Their breathing circles, echoes.
“Yes I do,” Gabriel says. “You’re my baby. I don’t care what else you are … ?or aren’t. That’s the only thing that matters.”
His fingertips reach further through the void.
Beatriz meets him halfway. In the next moment, Gabriel has gathered her into his arms and lashed her tight against him with the ropes. He whispers to her in Spanish; she clings to his shoulders, drawing shuddering breaths.
Slowly, the three of us inch toward the light.
The next few hours pass in a blur. We take Beatriz down to Abuela’s, because Gabriel doesn’t want to leave her alone in the farmhouse while he ferries me back to the apartment. Abuela bursts into tears when she sees Beatriz and starts fussing over her. Beatriz is still weepy and silent and embarrassed, and Gabriel focuses all his attention and energy on her, as he should.
At some point, I slip out of Abuela’s home and walk down to my basement apartment, sitting on the short retaining wall that separates it from the beach.

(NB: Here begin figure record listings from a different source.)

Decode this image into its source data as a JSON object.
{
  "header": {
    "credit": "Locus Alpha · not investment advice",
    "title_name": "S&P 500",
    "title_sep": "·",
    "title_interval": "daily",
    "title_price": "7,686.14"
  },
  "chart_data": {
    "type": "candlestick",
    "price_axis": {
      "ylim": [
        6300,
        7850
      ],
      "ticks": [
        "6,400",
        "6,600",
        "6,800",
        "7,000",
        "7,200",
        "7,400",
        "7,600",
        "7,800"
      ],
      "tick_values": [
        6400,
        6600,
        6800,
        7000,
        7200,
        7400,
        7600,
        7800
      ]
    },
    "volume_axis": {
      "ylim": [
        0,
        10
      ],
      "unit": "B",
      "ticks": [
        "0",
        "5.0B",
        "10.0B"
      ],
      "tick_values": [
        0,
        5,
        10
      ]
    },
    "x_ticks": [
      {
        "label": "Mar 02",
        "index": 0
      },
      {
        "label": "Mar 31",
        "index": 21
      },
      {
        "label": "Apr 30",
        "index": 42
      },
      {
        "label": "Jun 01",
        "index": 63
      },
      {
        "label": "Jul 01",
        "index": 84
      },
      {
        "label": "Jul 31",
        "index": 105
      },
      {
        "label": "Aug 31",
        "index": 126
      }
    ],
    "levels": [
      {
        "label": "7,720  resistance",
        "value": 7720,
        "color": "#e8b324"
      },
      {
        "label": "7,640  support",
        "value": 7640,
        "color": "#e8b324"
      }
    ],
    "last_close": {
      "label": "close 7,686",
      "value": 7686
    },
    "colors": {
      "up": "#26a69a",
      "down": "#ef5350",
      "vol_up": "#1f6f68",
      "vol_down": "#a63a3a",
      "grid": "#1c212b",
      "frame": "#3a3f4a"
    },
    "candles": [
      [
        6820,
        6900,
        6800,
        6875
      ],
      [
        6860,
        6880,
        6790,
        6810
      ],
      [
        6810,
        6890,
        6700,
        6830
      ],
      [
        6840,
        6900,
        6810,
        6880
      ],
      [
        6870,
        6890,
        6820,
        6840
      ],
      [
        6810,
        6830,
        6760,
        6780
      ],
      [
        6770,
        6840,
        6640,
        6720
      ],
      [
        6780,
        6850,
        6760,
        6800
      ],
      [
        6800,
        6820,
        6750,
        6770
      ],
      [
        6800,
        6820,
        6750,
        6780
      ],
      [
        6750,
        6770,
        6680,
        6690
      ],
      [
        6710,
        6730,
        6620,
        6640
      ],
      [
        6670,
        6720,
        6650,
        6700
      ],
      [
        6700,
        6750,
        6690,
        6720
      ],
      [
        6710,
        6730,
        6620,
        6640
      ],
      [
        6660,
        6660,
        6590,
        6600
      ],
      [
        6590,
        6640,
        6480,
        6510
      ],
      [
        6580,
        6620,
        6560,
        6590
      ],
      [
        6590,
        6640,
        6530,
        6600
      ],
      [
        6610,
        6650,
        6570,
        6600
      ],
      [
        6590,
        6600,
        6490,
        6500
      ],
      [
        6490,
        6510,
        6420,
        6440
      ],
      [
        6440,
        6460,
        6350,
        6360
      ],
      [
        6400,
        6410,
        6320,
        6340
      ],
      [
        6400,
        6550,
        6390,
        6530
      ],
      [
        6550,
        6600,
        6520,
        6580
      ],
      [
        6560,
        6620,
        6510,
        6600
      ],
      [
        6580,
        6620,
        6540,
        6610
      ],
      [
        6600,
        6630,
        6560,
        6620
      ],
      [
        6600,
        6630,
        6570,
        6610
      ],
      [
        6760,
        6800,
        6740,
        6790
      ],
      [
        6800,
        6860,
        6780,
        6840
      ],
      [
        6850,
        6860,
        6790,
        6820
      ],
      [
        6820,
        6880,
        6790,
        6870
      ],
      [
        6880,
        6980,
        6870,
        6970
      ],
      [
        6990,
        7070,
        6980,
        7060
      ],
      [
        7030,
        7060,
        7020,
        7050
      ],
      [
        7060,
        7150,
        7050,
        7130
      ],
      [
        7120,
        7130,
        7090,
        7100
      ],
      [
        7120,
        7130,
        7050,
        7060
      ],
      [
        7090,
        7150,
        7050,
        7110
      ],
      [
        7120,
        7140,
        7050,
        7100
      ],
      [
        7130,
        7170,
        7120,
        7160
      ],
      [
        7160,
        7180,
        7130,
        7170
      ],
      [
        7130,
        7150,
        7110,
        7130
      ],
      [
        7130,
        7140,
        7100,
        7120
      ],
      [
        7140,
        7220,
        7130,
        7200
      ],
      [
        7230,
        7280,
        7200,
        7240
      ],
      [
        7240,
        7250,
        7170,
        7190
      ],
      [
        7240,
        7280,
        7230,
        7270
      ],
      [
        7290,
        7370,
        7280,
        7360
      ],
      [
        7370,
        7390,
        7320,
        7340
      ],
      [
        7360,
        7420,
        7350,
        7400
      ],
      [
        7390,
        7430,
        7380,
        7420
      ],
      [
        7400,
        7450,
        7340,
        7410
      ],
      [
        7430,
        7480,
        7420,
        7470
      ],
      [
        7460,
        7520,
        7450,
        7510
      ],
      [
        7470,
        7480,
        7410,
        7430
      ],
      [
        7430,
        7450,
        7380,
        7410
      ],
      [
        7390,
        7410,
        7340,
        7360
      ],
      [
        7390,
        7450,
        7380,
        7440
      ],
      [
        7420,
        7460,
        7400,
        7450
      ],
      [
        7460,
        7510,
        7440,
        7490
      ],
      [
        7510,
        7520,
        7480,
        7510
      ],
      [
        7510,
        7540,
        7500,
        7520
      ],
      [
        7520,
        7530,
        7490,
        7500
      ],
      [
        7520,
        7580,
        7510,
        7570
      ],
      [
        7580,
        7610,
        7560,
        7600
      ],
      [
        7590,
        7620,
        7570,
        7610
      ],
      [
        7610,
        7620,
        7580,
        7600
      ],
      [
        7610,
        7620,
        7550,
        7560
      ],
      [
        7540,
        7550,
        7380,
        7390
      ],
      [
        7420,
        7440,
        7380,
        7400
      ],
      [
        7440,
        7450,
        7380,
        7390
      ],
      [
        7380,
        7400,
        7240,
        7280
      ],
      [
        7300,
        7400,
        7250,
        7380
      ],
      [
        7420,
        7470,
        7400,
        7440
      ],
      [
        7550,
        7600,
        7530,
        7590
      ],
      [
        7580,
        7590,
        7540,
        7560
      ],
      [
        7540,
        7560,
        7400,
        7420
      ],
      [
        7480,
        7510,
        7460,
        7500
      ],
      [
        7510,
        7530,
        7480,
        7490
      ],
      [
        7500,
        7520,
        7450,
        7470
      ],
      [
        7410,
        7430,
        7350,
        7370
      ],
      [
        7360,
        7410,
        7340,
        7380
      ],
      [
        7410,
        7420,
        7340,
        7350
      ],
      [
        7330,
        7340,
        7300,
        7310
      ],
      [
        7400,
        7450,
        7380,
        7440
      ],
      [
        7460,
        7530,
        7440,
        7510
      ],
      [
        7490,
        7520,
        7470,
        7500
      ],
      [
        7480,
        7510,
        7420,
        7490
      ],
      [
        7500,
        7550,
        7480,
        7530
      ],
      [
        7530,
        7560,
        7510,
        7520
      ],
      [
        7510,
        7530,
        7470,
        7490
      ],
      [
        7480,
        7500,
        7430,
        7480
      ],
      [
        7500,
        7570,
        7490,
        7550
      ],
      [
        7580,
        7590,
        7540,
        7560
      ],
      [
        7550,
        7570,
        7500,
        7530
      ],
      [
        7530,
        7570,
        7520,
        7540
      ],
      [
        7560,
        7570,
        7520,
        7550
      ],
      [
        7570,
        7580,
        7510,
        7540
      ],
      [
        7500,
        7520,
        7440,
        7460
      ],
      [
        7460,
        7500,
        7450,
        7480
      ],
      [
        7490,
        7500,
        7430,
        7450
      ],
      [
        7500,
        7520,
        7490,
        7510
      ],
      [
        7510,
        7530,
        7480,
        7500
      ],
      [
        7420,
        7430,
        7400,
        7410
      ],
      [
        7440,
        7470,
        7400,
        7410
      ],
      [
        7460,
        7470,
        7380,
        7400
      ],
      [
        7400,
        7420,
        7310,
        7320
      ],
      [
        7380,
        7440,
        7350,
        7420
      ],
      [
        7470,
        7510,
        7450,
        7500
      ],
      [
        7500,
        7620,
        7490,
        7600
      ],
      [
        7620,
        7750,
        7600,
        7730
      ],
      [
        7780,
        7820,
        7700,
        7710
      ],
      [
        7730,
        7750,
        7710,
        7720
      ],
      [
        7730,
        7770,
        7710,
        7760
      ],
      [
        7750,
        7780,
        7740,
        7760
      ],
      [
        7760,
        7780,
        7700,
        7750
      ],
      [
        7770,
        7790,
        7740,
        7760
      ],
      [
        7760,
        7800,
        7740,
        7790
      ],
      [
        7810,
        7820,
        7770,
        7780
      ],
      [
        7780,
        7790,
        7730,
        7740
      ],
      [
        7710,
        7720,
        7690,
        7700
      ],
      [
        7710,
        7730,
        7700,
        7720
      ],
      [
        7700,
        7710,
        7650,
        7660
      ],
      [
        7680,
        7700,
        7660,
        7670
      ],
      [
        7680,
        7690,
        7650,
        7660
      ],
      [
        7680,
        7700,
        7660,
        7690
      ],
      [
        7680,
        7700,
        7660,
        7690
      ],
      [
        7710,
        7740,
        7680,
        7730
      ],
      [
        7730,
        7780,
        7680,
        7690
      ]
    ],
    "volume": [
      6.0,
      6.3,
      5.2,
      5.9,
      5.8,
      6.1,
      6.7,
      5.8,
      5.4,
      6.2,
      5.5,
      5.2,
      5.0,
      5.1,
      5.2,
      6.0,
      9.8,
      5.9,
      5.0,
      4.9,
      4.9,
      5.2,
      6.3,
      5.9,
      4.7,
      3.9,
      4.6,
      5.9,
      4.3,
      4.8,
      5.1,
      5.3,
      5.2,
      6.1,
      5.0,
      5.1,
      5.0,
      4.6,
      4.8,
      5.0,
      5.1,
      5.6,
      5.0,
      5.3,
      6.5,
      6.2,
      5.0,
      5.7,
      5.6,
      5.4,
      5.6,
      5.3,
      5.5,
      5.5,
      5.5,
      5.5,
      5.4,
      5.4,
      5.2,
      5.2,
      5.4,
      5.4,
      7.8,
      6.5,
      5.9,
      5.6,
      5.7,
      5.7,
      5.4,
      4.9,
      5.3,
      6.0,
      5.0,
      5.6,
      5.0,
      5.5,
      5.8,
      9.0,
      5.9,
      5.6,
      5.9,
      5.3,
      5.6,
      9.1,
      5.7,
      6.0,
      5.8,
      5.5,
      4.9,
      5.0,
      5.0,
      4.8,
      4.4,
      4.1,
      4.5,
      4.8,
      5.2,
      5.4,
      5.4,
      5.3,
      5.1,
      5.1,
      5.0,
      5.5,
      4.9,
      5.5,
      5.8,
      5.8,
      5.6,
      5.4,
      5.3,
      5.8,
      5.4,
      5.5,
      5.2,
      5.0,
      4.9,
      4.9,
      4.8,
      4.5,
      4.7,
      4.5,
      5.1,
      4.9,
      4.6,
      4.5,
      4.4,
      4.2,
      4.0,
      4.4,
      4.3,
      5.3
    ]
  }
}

With all the healing that has to happen in that family, I don’t belong there.
But.
I’m starting to wonder where I do belong.
I think about the postcards in Beatriz’s drawer that weren’t sent. The things I wanted Finn to know. The things I will never tell him.
I don’t know how long I sit on the little wall, but the sun staggers lower in the sky and the tide goes out, leaving a long line of treasure on the sand: sea stars and pearled shells and seaweed tangled like the hair of mermaids.
I can sense Gabriel walking up behind me even before he speaks. Space is different when he is in it. Charged, electrical. He stops just short of the spot where I sit, staring at the orange line of the horizon. I turn my chin, acknowledging him. “How is she?”
“Asleep,” he says, and he steps forward. His hair is mussed by the breeze, as if it, too, sighs to see him.
He sits down next to me, one leg drawn up, his arm resting on his knee. “I thought you’d want to know she’s all right,” he says.
“I did,” I tell him. “I do.”
“We’ve been talking,” Gabriel says hesitantly.
“About … ?school?” About Ana Maria.
“About all of it.” He looks at me. “I’m going to stay with her tonight.” A faint blush stripes his cheekbones. “I didn’t want you to think that—”
“I wasn’t expecting you to—”
“It’s not that I don’t—”
We both stop talking. “You’re a good father, Gabriel,” I say quietly. “You do protect the people you love. Don’t second-guess that.”
He takes the compliment awkwardly, his eyes sliding away from mine. “You know, I named her. Luz wanted something from a telenovela she was obsessed with at the time—but I insisted on Beatriz. Maybe I knew what was coming.”
“What do you mean?”
“Beatriz is the one who kept Dante going when he walked through hell. And every time I’ve found myself suffering, my Beatriz is the one who pulls me back.”
This pushes on something so tender and bruised inside me, and instead of examining that reaction, I try to make light of it. “I’m shocked.”
“That I named her Beatriz?”
“That you’ve read The Divine Comedy.”
He smiles faintly. “There’s so much about me you have yet to learn,” he says, but there is a thread of sadness in the words, because we both know I never will.
He stands, blocking my view of the ocean. He holds my face in his palms and kisses my forehead. “Good night, Diana,” Gabriel says, and he leaves me alone with the stars and the surf.
I pull the night around me like a coat. I think of New York City and Finn and my mother. Of commuter sneakers and Sunday brunch at our favorite café when Finn wasn’t working and the blue Tiffany box hidden in the back of his underwear drawer. I think of the rush of relief when I manage to catch the subway car before it pulls out of the station and the taste of cheesecake I craved and bought at three A.M. and the hours I spent on Zillow dreaming of houses in Westchester we could not afford. I think of the smell of chestnuts from street vendors in the winter and asphalt sinking under my heels in the summer. I think of Manhattan—an island full of diverse, determined people hustling toward something better; a populace that doesn’t sleepwalk through their days. But it all feels a lifetime away.
Then I think about this island, where there is nothing but time. Where change comes slowly, and inevitably.
Here, I can’t lose myself in errands and work assignments; I can’t disappear in a crowd. I am forced to walk instead of run, and as a result, I’ve seen things I would have sped past before—the fuss of a crab trading up for a new shell, the miracle of a sunrise, the garish burst of a cactus flower.
Busy is just a euphemism for being so focused on what you don’t have that you never notice what you do.
It’s a defense mechanism. Because if you stop hustling—if you pause—you start wondering why you ever thought you wanted all those things.